この記事が出たのと同じ日、郷原氏はサンデープロジェクトに出演したという。そこで平沢勝栄が「監督過失が認められれば失職」というようなことを言い出したので、郷原氏が「それは違いますよ」といって説明をすると、その後、平沢は何も言えなくなってしまった。そうして、それを境に小沢代表聴取という記事もピタッとやんでゼネコンの東北の関係者一斉聴取という記事が出始める。

つまりこの捜査は最初から検察の事情で始まり、法解釈の甘さ、無知から泥沼化していったという。
しかし野党の党首を狙うからには法務省とも打ち合わせをしているのではないかという疑問については、もちろんしなければならないが、これは事件着手後でもいいことになっているという。そこできちんと逮捕前に法務省とつめているかどうか、もし事前に質疑をしていれば選任の過失についての思い違いをしていればすぐにわかる。したがって事前に質疑をしていたかどうかは疑問で、普通に考えると質疑をしていないということはあり得ないが、現在の体制だと質疑をしなかった可能性はなくはないとのこと。

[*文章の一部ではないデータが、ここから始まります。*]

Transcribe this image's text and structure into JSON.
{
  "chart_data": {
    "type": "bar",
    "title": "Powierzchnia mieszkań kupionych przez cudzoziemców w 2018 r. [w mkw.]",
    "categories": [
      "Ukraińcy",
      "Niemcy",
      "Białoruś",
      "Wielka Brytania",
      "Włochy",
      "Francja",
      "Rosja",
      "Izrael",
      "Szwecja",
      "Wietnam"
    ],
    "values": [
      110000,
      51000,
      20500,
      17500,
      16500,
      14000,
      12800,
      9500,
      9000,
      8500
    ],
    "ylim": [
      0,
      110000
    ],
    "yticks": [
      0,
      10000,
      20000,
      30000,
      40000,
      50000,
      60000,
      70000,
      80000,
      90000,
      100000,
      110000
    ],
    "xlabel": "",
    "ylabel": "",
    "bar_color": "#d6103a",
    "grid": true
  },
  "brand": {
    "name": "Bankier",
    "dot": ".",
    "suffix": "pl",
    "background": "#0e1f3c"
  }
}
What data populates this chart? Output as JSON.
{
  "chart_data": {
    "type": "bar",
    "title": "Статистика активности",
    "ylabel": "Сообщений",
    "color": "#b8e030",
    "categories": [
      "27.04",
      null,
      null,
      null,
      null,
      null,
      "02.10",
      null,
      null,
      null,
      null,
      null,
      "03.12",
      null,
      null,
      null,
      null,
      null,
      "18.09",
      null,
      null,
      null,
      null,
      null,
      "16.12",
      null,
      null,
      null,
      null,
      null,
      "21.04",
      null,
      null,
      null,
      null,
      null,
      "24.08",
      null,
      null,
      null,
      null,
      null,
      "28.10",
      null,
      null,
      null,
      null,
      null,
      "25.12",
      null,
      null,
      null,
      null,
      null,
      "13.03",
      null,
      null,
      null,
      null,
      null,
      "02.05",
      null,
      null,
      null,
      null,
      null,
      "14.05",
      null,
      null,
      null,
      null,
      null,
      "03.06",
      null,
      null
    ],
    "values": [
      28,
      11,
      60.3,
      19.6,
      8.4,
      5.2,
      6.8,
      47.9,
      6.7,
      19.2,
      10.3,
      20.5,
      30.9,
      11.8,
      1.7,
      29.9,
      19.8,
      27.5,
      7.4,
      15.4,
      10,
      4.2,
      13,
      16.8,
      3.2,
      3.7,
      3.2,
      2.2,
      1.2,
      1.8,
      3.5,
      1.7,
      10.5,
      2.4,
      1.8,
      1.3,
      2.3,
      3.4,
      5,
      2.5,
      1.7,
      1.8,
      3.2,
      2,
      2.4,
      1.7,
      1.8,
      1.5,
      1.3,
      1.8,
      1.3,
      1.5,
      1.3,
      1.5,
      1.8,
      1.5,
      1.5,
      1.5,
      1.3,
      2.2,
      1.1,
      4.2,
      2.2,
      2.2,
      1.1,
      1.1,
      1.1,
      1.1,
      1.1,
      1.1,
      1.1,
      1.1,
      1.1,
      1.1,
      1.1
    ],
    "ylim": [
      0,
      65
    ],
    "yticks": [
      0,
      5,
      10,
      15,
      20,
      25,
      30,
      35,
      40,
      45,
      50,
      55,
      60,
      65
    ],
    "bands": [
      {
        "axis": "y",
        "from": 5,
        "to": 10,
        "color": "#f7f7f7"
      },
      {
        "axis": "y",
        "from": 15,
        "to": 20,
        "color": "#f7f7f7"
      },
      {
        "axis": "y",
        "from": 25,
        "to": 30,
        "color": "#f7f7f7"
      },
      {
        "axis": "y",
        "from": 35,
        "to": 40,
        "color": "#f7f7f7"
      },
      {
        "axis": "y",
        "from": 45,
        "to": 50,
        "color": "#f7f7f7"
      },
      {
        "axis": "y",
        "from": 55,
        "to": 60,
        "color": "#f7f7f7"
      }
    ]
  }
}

また郷原氏によれば、現在、世の中の期待値と特捜検察の内実との間には大幅な乖離があるという。したがって国民やマスコミが期待している特捜部による政界の疑獄捜査、巨悪との対決などというのは夢、幻だそうだ。しかし、それができるという幻想は持たせ続けないと、存在意義そのものを問われてしまう。これはもういってみれば企業経営が完全に破綻しかかっている状態で、そこで本当に必要なのは事業全体を見直して経営革新をすること、イノベーションが必要なのだがそれができない。もっとも実はそのチャンスはあって、それはまさに郷原氏たちが手がけた自民党長崎県連事件だという。この事件では捜査手法にイノベーションがあり、それを郷原氏は特捜検察に継承して欲しかった、できれば自分が特捜部へ行ってそれを広めたかったが、それが企業と同じで、いままで通りの経営でやっていた人たちに受け入れられなかったという。しかも上層部は自分たちが苦しい状況にあるということがわからない。世の中の期待値と自分たちの力に乖離があるかもわからない。なぜかというと自分たちの周りを特捜サポーターのマスコミが固めて裸の王様だから。そのために状況はますます深刻化する。
と、ここらへんの解説は私なんぞはまったくもって身につまされる話で、おそらく郷原氏はその旧来型の体質、トップのダメダメぶりに呆れ、失望して検察を去ったのだろう。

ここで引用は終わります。